Heilige als Vorbild in ihrem Lebensraum

Es muss was damit zu tun haben, dass diese Menschen einerseits die Kraft spüren, die von Gott kommt, bestimmte Dinge auszuhalten, die man sonst nicht aushalten würde.

Es muss andererseits etwas damit zu tun haben, dass sie in sich schauen und denken was kann ich. Was ist in meinem jeweiligen Lebensraum möglich? Die sind ja nicht jenseits ihres Lebensraums gegangen, sondern die haben ja ihre Möglichkeiten genutzt. Deswegen gibt es auch unbekannte Heilige, oder deswegen gibt es auch Leute, die gar keine großartigen Dinge getan haben, sondern einfach versucht haben, in die Not ihrer Zeit zu schauen und zu sagen: hier läuft etwas schief, hier muss etwas passieren.

Und da finde ich dann sehr interessant, dass die Zahl der offiziell von der kath. Kirche Heiliggesprochenen seit der Zeit von Papst Johannes Paul II, also seit 1978, explodiert ist. Weil dann der Papst gedacht hat, es kann nicht sein, dass man in Lateinamerika, in Ozeanien, in Südafrika als Heilige und Namenspatronen immer nur Leute aus Europa hat als Vorbild ihres Lebens. Sondern das müssen Leute sein, die in ihrem konkreten Lebensumfeld versucht haben ihr Leben zu leben. Die hat er dann heilig gesprochen.

Gestern haben wir den Reformationstag gefeiert. 2017 jährt er sich ja zum 500. Mal.
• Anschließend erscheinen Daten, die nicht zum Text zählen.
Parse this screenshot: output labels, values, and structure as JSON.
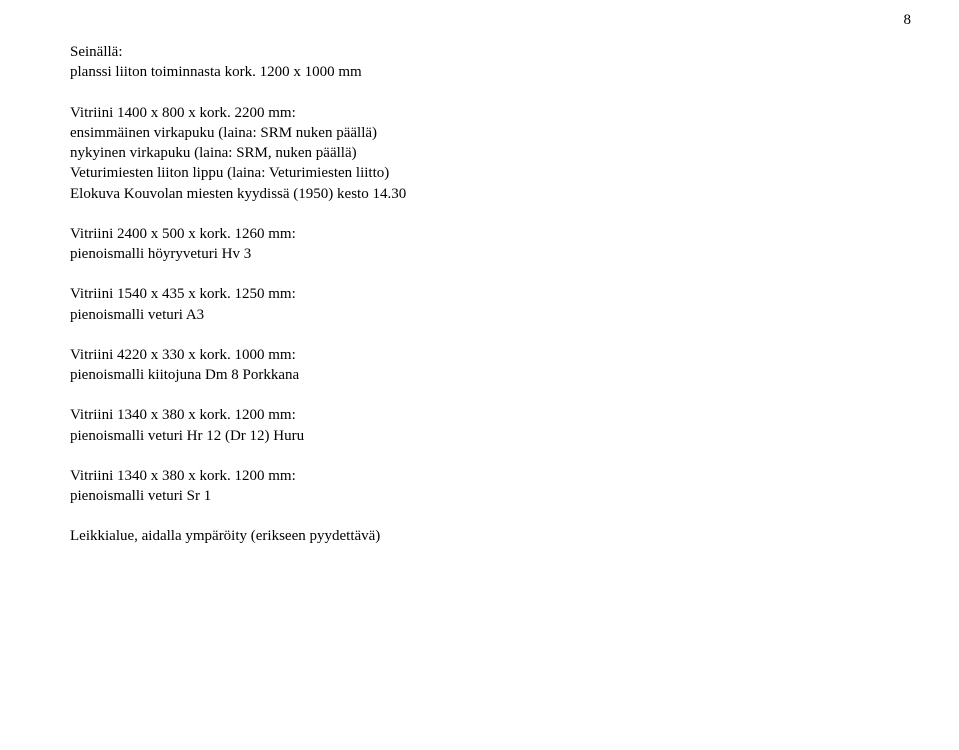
{
  "page_number": "8",
  "blocks": [
    {
      "lines": [
        "Seinällä:",
        "planssi liiton toiminnasta kork. 1200 x 1000 mm"
      ]
    },
    {
      "lines": [
        "Vitriini 1400 x 800 x kork. 2200 mm:",
        "ensimmäinen virkapuku (laina: SRM nuken päällä)",
        "nykyinen virkapuku (laina: SRM, nuken päällä)",
        "Veturimiesten liiton lippu (laina: Veturimiesten liitto)",
        "Elokuva Kouvolan miesten kyydissä (1950) kesto 14.30"
      ]
    },
    {
      "lines": [
        "Vitriini 2400 x 500 x kork. 1260 mm:",
        "pienoismalli höyryveturi Hv 3"
      ]
    },
    {
      "lines": [
        "Vitriini 1540 x 435 x  kork. 1250 mm:",
        "pienoismalli veturi A3"
      ]
    },
    {
      "lines": [
        "Vitriini 4220 x 330 x kork. 1000 mm:",
        "pienoismalli kiitojuna Dm 8 Porkkana"
      ]
    },
    {
      "lines": [
        "Vitriini 1340 x 380 x  kork. 1200 mm:",
        "pienoismalli veturi Hr 12 (Dr 12) Huru"
      ]
    },
    {
      "lines": [
        "Vitriini 1340 x 380 x  kork. 1200 mm:",
        "pienoismalli veturi Sr 1"
      ]
    },
    {
      "lines": [
        "Leikkialue, aidalla ympäröity (erikseen pyydettävä)"
      ]
    }
  ]
}
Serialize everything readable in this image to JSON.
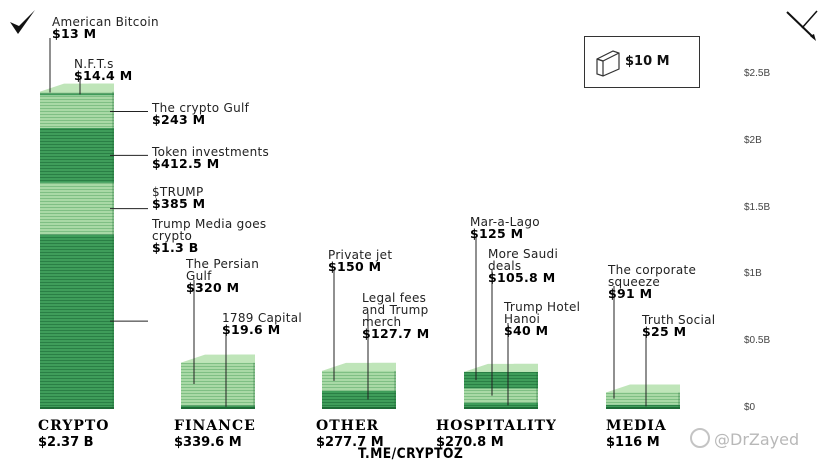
{
  "chart_data": {
    "type": "bar",
    "stacked": true,
    "categories": [
      {
        "name": "CRYPTO",
        "total": "$2.37 B",
        "segments": [
          {
            "label": "American Bitcoin",
            "value_text": "$13 M",
            "value": 13
          },
          {
            "label": "N.F.T.s",
            "value_text": "$14.4 M",
            "value": 14.4
          },
          {
            "label": "The crypto Gulf",
            "value_text": "$243 M",
            "value": 243
          },
          {
            "label": "Token investments",
            "value_text": "$412.5 M",
            "value": 412.5
          },
          {
            "label": "$TRUMP",
            "value_text": "$385 M",
            "value": 385
          },
          {
            "label": "Trump Media goes crypto",
            "value_text": "$1.3 B",
            "value": 1300
          }
        ]
      },
      {
        "name": "FINANCE",
        "total": "$339.6 M",
        "segments": [
          {
            "label": "The Persian Gulf",
            "value_text": "$320 M",
            "value": 320
          },
          {
            "label": "1789 Capital",
            "value_text": "$19.6 M",
            "value": 19.6
          }
        ]
      },
      {
        "name": "OTHER",
        "total": "$277.7 M",
        "segments": [
          {
            "label": "Private jet",
            "value_text": "$150 M",
            "value": 150
          },
          {
            "label": "Legal fees and Trump merch",
            "value_text": "$127.7 M",
            "value": 127.7
          }
        ]
      },
      {
        "name": "HOSPITALITY",
        "total": "$270.8 M",
        "segments": [
          {
            "label": "Mar-a-Lago",
            "value_text": "$125 M",
            "value": 125
          },
          {
            "label": "More Saudi deals",
            "value_text": "$105.8 M",
            "value": 105.8
          },
          {
            "label": "Trump Hotel Hanoi",
            "value_text": "$40 M",
            "value": 40
          }
        ]
      },
      {
        "name": "MEDIA",
        "total": "$116 M",
        "segments": [
          {
            "label": "The corporate squeeze",
            "value_text": "$91 M",
            "value": 91
          },
          {
            "label": "Truth Social",
            "value_text": "$25 M",
            "value": 25
          }
        ]
      }
    ],
    "y_ticks": [
      "$0",
      "$0.5B",
      "$1B",
      "$1.5B",
      "$2B",
      "$2.5B"
    ],
    "y_tick_values": [
      0,
      500,
      1000,
      1500,
      2000,
      2500
    ],
    "ylim": [
      0,
      2500
    ],
    "legend": {
      "label": "$10 M",
      "position": "top-right"
    },
    "colors": {
      "green_dark": "#2f8f4e",
      "green_mid": "#4caf6a",
      "green_light": "#8fcf9a",
      "stripe": "#cfe9c8"
    }
  },
  "footer": "T.ME/CRYPTOZ",
  "watermark": "@DrZayed"
}
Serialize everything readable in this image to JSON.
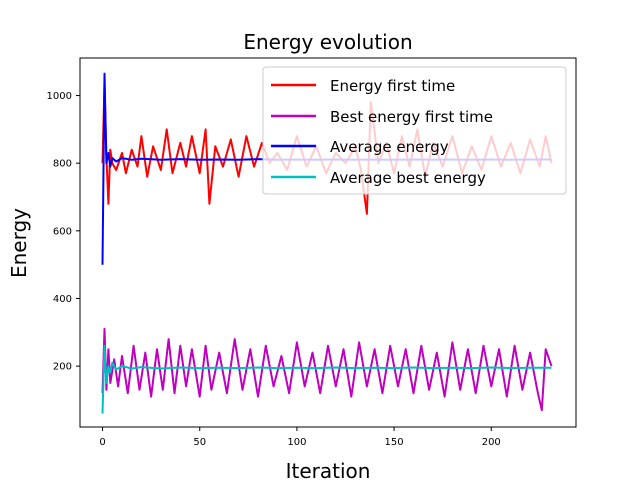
{
  "chart_data": {
    "type": "line",
    "title": "Energy evolution",
    "xlabel": "Iteration",
    "ylabel": "Energy",
    "xlim": [
      -11.6,
      243.6
    ],
    "ylim": [
      20,
      1111
    ],
    "xticks": [
      0,
      50,
      100,
      150,
      200
    ],
    "yticks": [
      200,
      400,
      600,
      800,
      1000
    ],
    "grid": false,
    "legend_position": "top-right",
    "series": [
      {
        "name": "Energy first time",
        "color": "#ff0000",
        "points": [
          [
            0,
            800
          ],
          [
            1,
            1040
          ],
          [
            2,
            820
          ],
          [
            3,
            680
          ],
          [
            4,
            840
          ],
          [
            5,
            800
          ],
          [
            7,
            780
          ],
          [
            10,
            830
          ],
          [
            12,
            770
          ],
          [
            15,
            840
          ],
          [
            18,
            790
          ],
          [
            20,
            880
          ],
          [
            23,
            760
          ],
          [
            26,
            850
          ],
          [
            30,
            780
          ],
          [
            33,
            900
          ],
          [
            36,
            770
          ],
          [
            40,
            860
          ],
          [
            43,
            790
          ],
          [
            46,
            880
          ],
          [
            50,
            770
          ],
          [
            53,
            900
          ],
          [
            55,
            680
          ],
          [
            58,
            850
          ],
          [
            62,
            790
          ],
          [
            66,
            870
          ],
          [
            70,
            760
          ],
          [
            74,
            880
          ],
          [
            78,
            790
          ],
          [
            82,
            860
          ],
          [
            86,
            800
          ],
          [
            90,
            830
          ],
          [
            95,
            780
          ],
          [
            100,
            880
          ],
          [
            105,
            790
          ],
          [
            110,
            850
          ],
          [
            115,
            770
          ],
          [
            120,
            830
          ],
          [
            125,
            800
          ],
          [
            130,
            850
          ],
          [
            133,
            780
          ],
          [
            136,
            650
          ],
          [
            138,
            980
          ],
          [
            142,
            800
          ],
          [
            146,
            860
          ],
          [
            150,
            770
          ],
          [
            154,
            880
          ],
          [
            158,
            790
          ],
          [
            162,
            900
          ],
          [
            166,
            760
          ],
          [
            170,
            860
          ],
          [
            175,
            790
          ],
          [
            180,
            880
          ],
          [
            185,
            770
          ],
          [
            190,
            850
          ],
          [
            195,
            780
          ],
          [
            200,
            880
          ],
          [
            205,
            790
          ],
          [
            210,
            860
          ],
          [
            215,
            770
          ],
          [
            220,
            870
          ],
          [
            225,
            790
          ],
          [
            228,
            880
          ],
          [
            231,
            800
          ]
        ]
      },
      {
        "name": "Best energy first time",
        "color": "#bf00bf",
        "points": [
          [
            0,
            120
          ],
          [
            1,
            310
          ],
          [
            2,
            130
          ],
          [
            3,
            250
          ],
          [
            4,
            150
          ],
          [
            6,
            220
          ],
          [
            8,
            140
          ],
          [
            10,
            230
          ],
          [
            13,
            120
          ],
          [
            16,
            260
          ],
          [
            19,
            130
          ],
          [
            22,
            240
          ],
          [
            25,
            110
          ],
          [
            28,
            250
          ],
          [
            31,
            130
          ],
          [
            34,
            280
          ],
          [
            37,
            120
          ],
          [
            40,
            260
          ],
          [
            43,
            140
          ],
          [
            46,
            250
          ],
          [
            50,
            110
          ],
          [
            53,
            260
          ],
          [
            56,
            130
          ],
          [
            60,
            240
          ],
          [
            64,
            120
          ],
          [
            68,
            280
          ],
          [
            72,
            130
          ],
          [
            76,
            250
          ],
          [
            80,
            110
          ],
          [
            84,
            260
          ],
          [
            88,
            140
          ],
          [
            92,
            230
          ],
          [
            96,
            120
          ],
          [
            100,
            270
          ],
          [
            104,
            140
          ],
          [
            108,
            240
          ],
          [
            112,
            120
          ],
          [
            116,
            260
          ],
          [
            120,
            140
          ],
          [
            124,
            250
          ],
          [
            128,
            110
          ],
          [
            132,
            270
          ],
          [
            136,
            140
          ],
          [
            140,
            250
          ],
          [
            144,
            120
          ],
          [
            148,
            260
          ],
          [
            152,
            140
          ],
          [
            156,
            250
          ],
          [
            160,
            120
          ],
          [
            164,
            260
          ],
          [
            168,
            130
          ],
          [
            172,
            240
          ],
          [
            176,
            110
          ],
          [
            180,
            270
          ],
          [
            184,
            130
          ],
          [
            188,
            250
          ],
          [
            192,
            120
          ],
          [
            196,
            260
          ],
          [
            200,
            140
          ],
          [
            204,
            250
          ],
          [
            208,
            110
          ],
          [
            212,
            260
          ],
          [
            216,
            130
          ],
          [
            220,
            240
          ],
          [
            224,
            120
          ],
          [
            226,
            70
          ],
          [
            228,
            250
          ],
          [
            231,
            200
          ]
        ]
      },
      {
        "name": "Average energy",
        "color": "#0000ff",
        "points": [
          [
            0,
            500
          ],
          [
            1,
            1065
          ],
          [
            2,
            800
          ],
          [
            3,
            830
          ],
          [
            4,
            790
          ],
          [
            5,
            815
          ],
          [
            7,
            805
          ],
          [
            10,
            815
          ],
          [
            15,
            810
          ],
          [
            20,
            813
          ],
          [
            30,
            810
          ],
          [
            40,
            812
          ],
          [
            50,
            810
          ],
          [
            60,
            811
          ],
          [
            70,
            810
          ],
          [
            80,
            812
          ],
          [
            90,
            810
          ],
          [
            100,
            811
          ],
          [
            110,
            810
          ],
          [
            120,
            811
          ],
          [
            130,
            810
          ],
          [
            140,
            811
          ],
          [
            150,
            810
          ],
          [
            160,
            811
          ],
          [
            170,
            810
          ],
          [
            180,
            811
          ],
          [
            190,
            810
          ],
          [
            200,
            811
          ],
          [
            210,
            810
          ],
          [
            220,
            811
          ],
          [
            231,
            811
          ]
        ]
      },
      {
        "name": "Average best energy",
        "color": "#00bfbf",
        "points": [
          [
            0,
            60
          ],
          [
            1,
            260
          ],
          [
            2,
            150
          ],
          [
            3,
            200
          ],
          [
            4,
            180
          ],
          [
            5,
            210
          ],
          [
            7,
            190
          ],
          [
            10,
            200
          ],
          [
            15,
            193
          ],
          [
            20,
            197
          ],
          [
            30,
            193
          ],
          [
            40,
            196
          ],
          [
            50,
            194
          ],
          [
            60,
            195
          ],
          [
            70,
            194
          ],
          [
            80,
            196
          ],
          [
            90,
            194
          ],
          [
            100,
            195
          ],
          [
            110,
            194
          ],
          [
            120,
            196
          ],
          [
            130,
            194
          ],
          [
            140,
            195
          ],
          [
            150,
            194
          ],
          [
            160,
            196
          ],
          [
            170,
            194
          ],
          [
            180,
            195
          ],
          [
            190,
            194
          ],
          [
            200,
            196
          ],
          [
            210,
            194
          ],
          [
            220,
            195
          ],
          [
            231,
            195
          ]
        ]
      }
    ]
  }
}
Ist das Fest Allerheiligen ein sehr katholisches Fest?

Irrwege der Heiligenverehrung

Dieses Fest Allerheiligen stand damals vor 500 Jahren für eine fehlgeleitete katholische Frömmigkeit. Deswegen hat nicht ohne Sinn am Vorabend dieses Festes Allerheiligen Martin Luther seine Thesen veröffentlicht. Weil er daran erkennen konnte, was schief läuft. Dass man nämlich Heiligkeit den Kräften des Menschen zuspricht und nicht sagt: dieser Mensch muss ja zuvor erst mal in die Beziehung zu Gott getreten sein.  Gott muss ihm ja seinen Auftrag geben. Der wirkt ja nicht nur so. Ein Heiliger hat seine Kräfte von Gott.
Den zweiten Fehler, den Luther benennen konnte war: Ja verdränge ich damit in Wahrheit nicht Jesus Christus, und ist das was die Menschen an Heiligenverehrung tun nicht rein äußerlich und unbiblisch.
Also er kann an dem Fest Allerheiligen genau seine Kritikpunkte gegenüber der katholischen Kirche artikulieren. Und jetzt, da haben Sie recht, muss man sich fragen, hat sich daran etwas in den 500 Jahren verändert? Ich finde schon. Wir haben gelernt, dass es damals ein Irrweg war, die Heiligen so zu verehren, dass es nicht möglich ist an die Stelle von Jesus Christus auf einmal Menschen zu verehren oder sogar anzubeten, was man uns damals vorgeworfen hat. Das würde eigentlich heute niemand mehr tun.

Das heißt, dann trennt das Verständnis von Heiligkeit und von Heiligen heute nicht mehr die Konfessionen?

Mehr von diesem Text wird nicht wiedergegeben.